The graph also shows how recent this phenomenon is to Britain. It’s not, pace Neather, a Labour Party trick; similar trends can be seen in every European country. A wave of immigration hit around the millennium and hasn’t gone away. It has now evolved into a global trend of migration. Our shops and airlines expand because they’re run independently: you have lots of players, who respond quickly to demographic changes. Government doesn’t respond well, especially if it is deluding itself about an immigration target it’s not going to hit. I can’t speak for other journalists, but the longer I’ve been in this job – and been given the chance to watch the main players at close range – the less I believe in Neather-style conspiracy theories. But cock-ups? This is the real story. Westminster is more The Thick Of It than All The President’s Men. The original ‘tens of thousands’ immigration pledge was from something Damian Green blurted out in an interview: it was made into policy to cover up the cock-up. When John Hutton was Work & Pensions Secretary, he told me that immigrants were just 2.5pc of the workforce: the real number was 12pc.

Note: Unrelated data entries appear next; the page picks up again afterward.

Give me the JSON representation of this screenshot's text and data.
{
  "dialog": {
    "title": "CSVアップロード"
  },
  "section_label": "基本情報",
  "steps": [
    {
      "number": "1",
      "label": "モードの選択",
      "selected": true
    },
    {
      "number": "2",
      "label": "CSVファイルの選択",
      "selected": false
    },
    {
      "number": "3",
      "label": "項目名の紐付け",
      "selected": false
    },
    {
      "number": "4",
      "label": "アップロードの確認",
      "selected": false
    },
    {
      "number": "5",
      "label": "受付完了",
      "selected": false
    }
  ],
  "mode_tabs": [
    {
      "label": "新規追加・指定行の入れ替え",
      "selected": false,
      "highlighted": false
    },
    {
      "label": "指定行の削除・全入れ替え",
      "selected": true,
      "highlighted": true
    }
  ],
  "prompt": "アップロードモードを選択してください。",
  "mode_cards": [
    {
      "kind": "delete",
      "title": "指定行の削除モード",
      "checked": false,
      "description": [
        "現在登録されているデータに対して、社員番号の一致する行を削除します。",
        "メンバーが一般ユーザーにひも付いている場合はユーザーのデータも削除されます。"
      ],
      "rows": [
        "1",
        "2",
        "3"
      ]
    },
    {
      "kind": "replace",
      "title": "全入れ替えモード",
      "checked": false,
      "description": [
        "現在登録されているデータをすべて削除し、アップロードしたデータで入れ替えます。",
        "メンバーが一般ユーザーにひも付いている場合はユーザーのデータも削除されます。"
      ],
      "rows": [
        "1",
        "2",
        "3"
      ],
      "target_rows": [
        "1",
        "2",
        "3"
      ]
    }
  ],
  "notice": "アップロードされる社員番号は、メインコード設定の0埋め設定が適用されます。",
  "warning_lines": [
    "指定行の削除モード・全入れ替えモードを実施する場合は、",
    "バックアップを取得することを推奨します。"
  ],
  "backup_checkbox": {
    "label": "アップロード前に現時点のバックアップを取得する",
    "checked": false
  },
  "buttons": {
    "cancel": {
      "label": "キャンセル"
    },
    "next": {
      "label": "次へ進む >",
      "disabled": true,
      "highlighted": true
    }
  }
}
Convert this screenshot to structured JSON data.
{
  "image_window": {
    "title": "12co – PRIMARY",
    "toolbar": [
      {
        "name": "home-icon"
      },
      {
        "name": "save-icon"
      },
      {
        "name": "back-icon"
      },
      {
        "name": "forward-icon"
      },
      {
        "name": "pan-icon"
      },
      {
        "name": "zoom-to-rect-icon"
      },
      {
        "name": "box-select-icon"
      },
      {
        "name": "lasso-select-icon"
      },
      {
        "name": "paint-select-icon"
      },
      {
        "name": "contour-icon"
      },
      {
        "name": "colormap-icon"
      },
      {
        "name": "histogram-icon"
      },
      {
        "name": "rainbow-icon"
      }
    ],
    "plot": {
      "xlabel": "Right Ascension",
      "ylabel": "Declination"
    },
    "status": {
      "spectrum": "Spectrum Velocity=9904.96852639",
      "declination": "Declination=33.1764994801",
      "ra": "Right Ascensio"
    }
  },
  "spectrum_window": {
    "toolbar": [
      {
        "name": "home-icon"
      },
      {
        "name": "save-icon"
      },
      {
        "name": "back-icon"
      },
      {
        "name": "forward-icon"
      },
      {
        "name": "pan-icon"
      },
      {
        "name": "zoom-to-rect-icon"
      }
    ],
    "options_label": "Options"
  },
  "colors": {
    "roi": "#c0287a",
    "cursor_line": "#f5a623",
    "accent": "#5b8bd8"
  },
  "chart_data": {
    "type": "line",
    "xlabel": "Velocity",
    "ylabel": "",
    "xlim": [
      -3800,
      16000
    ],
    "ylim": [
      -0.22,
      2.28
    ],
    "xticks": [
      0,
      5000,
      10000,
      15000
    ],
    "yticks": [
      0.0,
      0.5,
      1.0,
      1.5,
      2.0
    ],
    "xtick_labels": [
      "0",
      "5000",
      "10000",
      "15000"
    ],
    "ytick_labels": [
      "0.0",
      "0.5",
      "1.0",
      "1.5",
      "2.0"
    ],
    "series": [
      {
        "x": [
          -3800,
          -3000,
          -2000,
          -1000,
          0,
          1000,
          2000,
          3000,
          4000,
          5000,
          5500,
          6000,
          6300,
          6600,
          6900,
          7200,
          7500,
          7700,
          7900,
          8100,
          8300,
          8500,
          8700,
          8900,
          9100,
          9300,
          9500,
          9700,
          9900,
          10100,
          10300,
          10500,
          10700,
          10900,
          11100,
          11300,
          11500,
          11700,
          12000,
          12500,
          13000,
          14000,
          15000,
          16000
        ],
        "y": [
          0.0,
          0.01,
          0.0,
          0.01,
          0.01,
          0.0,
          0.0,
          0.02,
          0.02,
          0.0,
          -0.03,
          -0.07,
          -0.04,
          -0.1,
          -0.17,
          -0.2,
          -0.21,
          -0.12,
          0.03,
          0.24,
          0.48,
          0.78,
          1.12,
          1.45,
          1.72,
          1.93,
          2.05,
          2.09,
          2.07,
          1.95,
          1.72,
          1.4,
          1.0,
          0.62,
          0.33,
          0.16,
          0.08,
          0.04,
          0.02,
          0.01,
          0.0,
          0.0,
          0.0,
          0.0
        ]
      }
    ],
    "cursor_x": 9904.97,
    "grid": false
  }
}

I’ll leave you with one last example. In the 2010 leaders’ debates, Nick Clegg challenged David Cameron to say whether he was ‘right or wrong that 80 per cent of people who come here come from the European Union’. Cleggie was wrong, laughably so: the real figure was 35 per cent – as anyone who had vaguely studied the subject would know. But worse, neither Cameron nor Gordon Brown were able to correct him. This exchange perfectly summed up the horrific situation: Britain’s immigration policy was being set by a Labour party that knew little, fighting rivals who knew less.

Government cannot plan, so it ought to make sure it runs a system that is as responsive to demographic changes as business has been. The near-certainty of more mass immigration is, to me, another reason to pursue health and education reform: we need a state that will be as flexible and ever-changing as our population has now become.